- Atletico pokazało charakter w Lidze Mistrzów
- Klub z Madrytu dwukrotnie przegrywał, a mimo to sięgnął po pełną pulę
- Wygrana z Feyenoordem oznaczała pozycję lidera tabeli w grupie E
Atletico zwycięskie po trudnym boju
Atletico tę edycję Ligi Mistrzów zaczęło od remisu z Lazio. Początek drugiej kolejki też nie był udany, ponieważ Feyenoord objął prowadzenie po samobójczym trafieniu Hermoso. Zespół z Madrytu miał jednak Moratę, który w 12. minucie doprowadził do remisu.
Feyenoord nie odpuścił Atletico i znów objął prowadzenie, tym razem w 34. minucie po bramce Hancko. Goście na przerwę schodzili przy wyniku 2:2, ponieważ sygnał do ataku dał Griezmann.

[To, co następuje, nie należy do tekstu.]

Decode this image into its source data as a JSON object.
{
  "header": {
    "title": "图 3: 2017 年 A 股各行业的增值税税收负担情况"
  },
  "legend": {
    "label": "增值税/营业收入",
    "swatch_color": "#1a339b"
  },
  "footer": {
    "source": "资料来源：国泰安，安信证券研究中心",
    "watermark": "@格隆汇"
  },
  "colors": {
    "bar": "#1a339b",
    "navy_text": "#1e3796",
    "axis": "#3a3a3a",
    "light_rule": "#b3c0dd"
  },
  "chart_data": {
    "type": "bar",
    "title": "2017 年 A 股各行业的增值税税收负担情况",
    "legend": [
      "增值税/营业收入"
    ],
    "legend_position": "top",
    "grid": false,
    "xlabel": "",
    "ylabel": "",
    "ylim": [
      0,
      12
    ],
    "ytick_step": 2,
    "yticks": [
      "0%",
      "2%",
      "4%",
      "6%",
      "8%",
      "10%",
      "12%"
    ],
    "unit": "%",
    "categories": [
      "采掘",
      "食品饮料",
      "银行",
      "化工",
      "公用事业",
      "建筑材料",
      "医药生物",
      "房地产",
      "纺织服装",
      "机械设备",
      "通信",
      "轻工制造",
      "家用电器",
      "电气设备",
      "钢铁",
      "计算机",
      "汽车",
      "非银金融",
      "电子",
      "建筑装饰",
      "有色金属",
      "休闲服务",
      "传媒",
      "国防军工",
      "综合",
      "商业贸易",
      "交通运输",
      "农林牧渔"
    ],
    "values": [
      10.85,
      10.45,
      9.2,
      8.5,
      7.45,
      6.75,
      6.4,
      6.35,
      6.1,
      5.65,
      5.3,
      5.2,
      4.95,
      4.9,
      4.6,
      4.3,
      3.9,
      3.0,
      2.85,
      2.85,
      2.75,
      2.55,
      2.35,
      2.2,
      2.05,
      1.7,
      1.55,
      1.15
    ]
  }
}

Po zmianie stron przypomniał o sobie Morata, który miał już dublet, a Atletico prowadzenie 3:2. Taki wynik utrzymał się już do końca, a gospodarze znów pokazali charakter. Ostatnio przegrywali w lidze 0:2, by zwyciężyć 3:2. Zespół Diego Simeone jest liderem grupy E z czterema punktami na koncie.